Skarsgård is reminiscent of the charismatic bon vivant Felix from Sofia Coppola's film “The Last Straw“, played by Bill Murray. Coppola, of course, knows firsthand the burden of being the daughter of a great father. In “Sentimental Value“ the parent-child conflict is also built on attempts to find a common language, to see each other as imperfect but still close people. Although her father is absent from Nora's life for a long time, he somehow knows how bad she is at a certain point and manages to reflect this in his film's script.

Joachim Trier draws parallels between the traumas of women from different generations of the same family. For the director, accepting the inherited despair is the key to liberation from inner pain.

A knot of destinies and reflections emerges: Agnes studies archival records about her grandmother, who was in the Resistance during the Nazi occupation, imprisoned for treason and tortured. The lines from Gustav's planned film about his mother, read by the naive American Rachel, are addressed to Nora. She is burdened by the same joyless thoughts as her late grandmother, and only her father is able to grasp this connection.

The film is multi-layered and meaningful, at times absurd (the scene in which Gustav gives his young grandson a DVD with “The Pianist“ and “Irreversibility“ is both scandalous and funny), but most often sad. In Trier, the conflict between fathers and sons goes hand in hand with an unconditional and all-encompassing sisterhood: Nora took care of Agnes as a child, and now their roles are reversed.

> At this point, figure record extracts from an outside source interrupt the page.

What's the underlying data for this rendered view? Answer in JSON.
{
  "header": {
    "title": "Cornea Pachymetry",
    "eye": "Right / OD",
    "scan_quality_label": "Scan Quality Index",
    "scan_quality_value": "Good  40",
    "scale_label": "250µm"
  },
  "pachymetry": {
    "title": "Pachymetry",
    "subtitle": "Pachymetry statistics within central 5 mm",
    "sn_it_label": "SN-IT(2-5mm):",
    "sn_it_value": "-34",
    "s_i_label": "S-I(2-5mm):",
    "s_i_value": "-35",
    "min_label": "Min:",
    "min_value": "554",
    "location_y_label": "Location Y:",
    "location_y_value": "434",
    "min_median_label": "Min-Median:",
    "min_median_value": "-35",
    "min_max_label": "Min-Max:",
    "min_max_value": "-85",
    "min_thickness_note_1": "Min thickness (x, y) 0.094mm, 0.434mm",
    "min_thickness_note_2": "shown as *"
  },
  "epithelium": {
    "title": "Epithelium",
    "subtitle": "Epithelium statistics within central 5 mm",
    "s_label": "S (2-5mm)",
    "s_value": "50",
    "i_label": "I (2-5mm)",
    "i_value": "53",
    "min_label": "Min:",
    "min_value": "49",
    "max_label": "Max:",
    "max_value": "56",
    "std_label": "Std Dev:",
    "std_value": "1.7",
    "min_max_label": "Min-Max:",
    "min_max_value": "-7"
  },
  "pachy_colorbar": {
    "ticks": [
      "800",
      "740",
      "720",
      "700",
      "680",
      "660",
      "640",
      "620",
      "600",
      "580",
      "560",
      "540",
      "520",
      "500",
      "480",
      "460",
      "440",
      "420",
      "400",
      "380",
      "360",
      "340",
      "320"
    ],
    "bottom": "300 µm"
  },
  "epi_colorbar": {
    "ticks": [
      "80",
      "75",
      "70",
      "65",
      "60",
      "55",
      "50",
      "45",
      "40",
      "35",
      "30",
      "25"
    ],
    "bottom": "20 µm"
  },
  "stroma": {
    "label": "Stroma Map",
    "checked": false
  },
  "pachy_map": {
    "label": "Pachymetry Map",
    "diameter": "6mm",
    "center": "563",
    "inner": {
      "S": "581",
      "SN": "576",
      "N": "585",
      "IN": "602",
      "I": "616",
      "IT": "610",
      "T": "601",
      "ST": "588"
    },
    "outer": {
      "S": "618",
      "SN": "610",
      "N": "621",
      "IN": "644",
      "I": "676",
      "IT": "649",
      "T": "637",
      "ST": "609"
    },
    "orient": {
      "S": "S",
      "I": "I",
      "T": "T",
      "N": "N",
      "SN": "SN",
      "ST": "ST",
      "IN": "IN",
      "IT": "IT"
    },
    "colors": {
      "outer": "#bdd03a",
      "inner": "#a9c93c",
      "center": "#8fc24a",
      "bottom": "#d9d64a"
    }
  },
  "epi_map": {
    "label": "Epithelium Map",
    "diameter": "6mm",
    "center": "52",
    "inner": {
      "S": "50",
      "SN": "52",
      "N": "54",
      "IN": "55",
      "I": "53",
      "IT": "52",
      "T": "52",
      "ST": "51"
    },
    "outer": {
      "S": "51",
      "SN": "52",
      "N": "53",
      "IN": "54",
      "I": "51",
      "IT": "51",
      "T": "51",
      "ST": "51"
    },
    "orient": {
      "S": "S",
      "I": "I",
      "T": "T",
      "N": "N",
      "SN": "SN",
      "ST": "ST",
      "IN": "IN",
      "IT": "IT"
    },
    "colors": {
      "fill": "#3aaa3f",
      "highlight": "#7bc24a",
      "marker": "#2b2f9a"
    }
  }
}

The theater in the film (“The Seagull“ and Chekhov's “Medea“ betrayed by a man) is closely intertwined with Scandinavian drama in the spirit of Bergman's films (“Autumn Sonata“) and Ibsen's plays. A lively, albeit dilapidated, house in Oslo, preserving the memories of several generations of one family, emerges as an independent character. During the years of occupation, the Borg house is a place of unrest; in the 1960s it becomes a place of endless parties, a place of parental strife in Nora and Agnes' childhood, and a refuge of grief after the death of their mother. Only the reunion of distant relatives can breathe life into the family nest.

Joachim Trier does not discover America with his family drama. The director speaks about sentimental problems such as overcoming generational wounds and the need to reconcile with parents for peace of mind. Exploring the painful connection between the past and the present, Trier does not indulge in a pompous monologue about forgiving the sins of the fathers. On the contrary, he believes in family therapy, the power of comprehensive reflection and the possibility of living together despite bitter experiences. And this sincere faith, perhaps, is the main value of "Sentimental Value".